Back to the SCO concert. It began with Beethoven’s overture Coriolan. Our cellist conductor conducted with vigour and the SCO played with passion. Nicolas Altstaedt then played – and attempted to conduct – the Shostakovich Cello Concerto No1, written not long after Stalin’s death and now a concert favourite. Altstaedt did turn around and wave them off at the beginning but after that he concentrated on his cello, apart from occasional waves. In a recent interview Simon Rattle said “conducting is one of the great fake professions”! Atstaedt is very lively and very much on top of the music, pulling in every player and setting the pace. He probably did all that in rehearsal. It went fine at the beginning with the four notes that are Shostakovich’s musical signature and he seemed to work well with the SCO. I am now listening to his recording of Shostakovich with the Deutsches Symphonie-Orchester Berlin and I have to say that the SCO compare very well to the Berlin orchestra.

After the interval we were treated to Ramifications for string orchestra written in 1968 by the modernist Hungarian composer Gyorgy Ligeti. Nicolas Altstaedt told us we shouldn’t be afraid of listening to new work and he had been listening to Ligeti since he was 8 years old. I can see it’s clever splitting the strings into two groups and playing them a quarter tone apart, to create a mesmeric effect of soundscape. I have to say it underwhelms me as it did some of the audience I spoke to. Fortunately we finished with Schubert’s great Symphony No 4 known as the tragic symphony. Altstaedt is a very good conductor and a very good cellist but I’m still not convinced you can do both.

Comments

  • Caranome says:

    A man went to a pet store where there’s a special on musical parrots. The first one can hum Beethoven’s 5th and costs $500. The second one can hum the first act of Don Giovanni and costs $1500. The 3rd one costs $25000. “Wow, what does he do?” The store sales rep says, “he doesn’t do anything.” “Why does he cost much then?” “I don’t know, all I know is the other parrots call him maestro.”

  • Robert Roy says:

    Jamie Laredo, an extremely under-rated violinist imho, used to direct the Scottish Chamber Orchestra in the larger works of the violin repertoire as well. Very occasionally, the results were a tiny bit ragged but the excitement generated made it well worth it.

    • Kolb Slaw says:

      Under-rated??? He was on every single concert of chamber music in New York, politically ran everything in sight, yet in every concert he was squeaky, superficial, and nowhere near as good as his collaborators. It really angers me that in the relatively few concerts I was able to attend in my concert-going days, that I was subjected to the same boring, non-artists over and over again. Laredo, Ax, Bronfman, etc.

  • David K. Nelson says:

    Perhaps someone who reads these articles played under Antonio Janigro, or saw him in action. Janigro certainly played and conducted at the same time, but at least on recordings it was mostly Baroque or classical concertos, never to my knowledge Shostakovich or other works of that size and scope.

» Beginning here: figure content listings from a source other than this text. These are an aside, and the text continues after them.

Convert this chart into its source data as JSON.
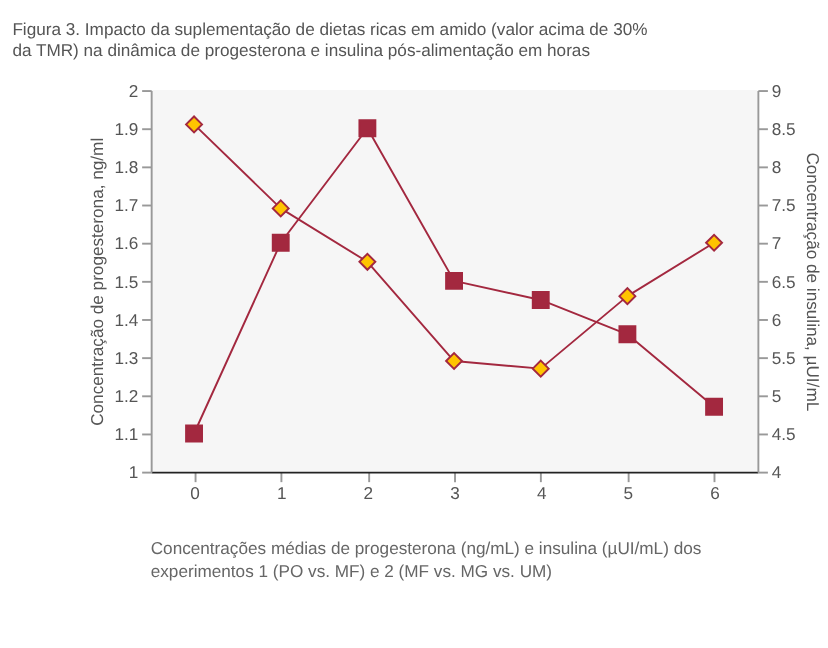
{
  "chart_data": {
    "type": "line",
    "title": "Figura 3. Impacto da suplementação de dietas ricas em amido (valor acima de 30% da TMR) na dinâmica de progesterona e insulina pós-alimentação em horas",
    "annotations": [
      "Concentrações médias de progesterona (ng/mL) e insulina (µUI/mL) dos experimentos 1 (PO vs. MF) e 2 (MF vs. MG vs. UM)"
    ],
    "ylabel": "Concentração de progesterona, ng/ml",
    "y2label": "Concentração de insulina, µUI/mL",
    "categories": [
      "0",
      "1",
      "2",
      "3",
      "4",
      "5",
      "6"
    ],
    "series": [
      {
        "color": "#ffc400",
        "marker": "diamond",
        "values": [
          1.91,
          1.69,
          1.55,
          1.29,
          1.27,
          1.46,
          1.6
        ]
      },
      {
        "color": "#a3283f",
        "marker": "square",
        "axis": "y2",
        "values": [
          4.5,
          7.0,
          8.5,
          6.5,
          6.25,
          5.8,
          4.85
        ]
      }
    ],
    "ylim": [
      1,
      2
    ],
    "yticks": [
      1,
      1.1,
      1.2,
      1.3,
      1.4,
      1.5,
      1.6,
      1.7,
      1.8,
      1.9,
      2
    ],
    "y2lim": [
      4,
      9
    ],
    "y2ticks": [
      4,
      4.5,
      5,
      5.5,
      6,
      6.5,
      7,
      7.5,
      8,
      8.5,
      9
    ],
    "grid": false,
    "line_style": "solid"
  }
}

  • Charles Clark-Maxwell says:

    What’s the big deal ? Slava conducted from the cello quite a lot
    https://www.youtube.com/watch?v=eU5KdY_04kU

    • Hugh Kerr says:

      Well he didn’t do much conducting Charles and interestingly he was sitting amongst the players Altstaedt was right at the front he couldn’t see them and they couldn’t see him!

  • Hilary says:

    What we are eager to know: which famous conductor was shamed in such a way? I don’t remember an anecdote like this in the gossipy Adeney book “Flute”.

    Schubert 9, Brahms 2nd concerto and Tchaikovsky 2 (nearly) begin with horn solos which alas doesn’t narrow down the possibilities.

  • Paul Silverthorne says:

    It was Hans Keller who said conducting was a fake profession he actually David ther3 were two, viola player and conductor. He loved to rattle peoples cages!

  • Peter says:

    Remember that a violinist is generally standing, so can move to face the orchestra when needed. A cellist sits, so cannot.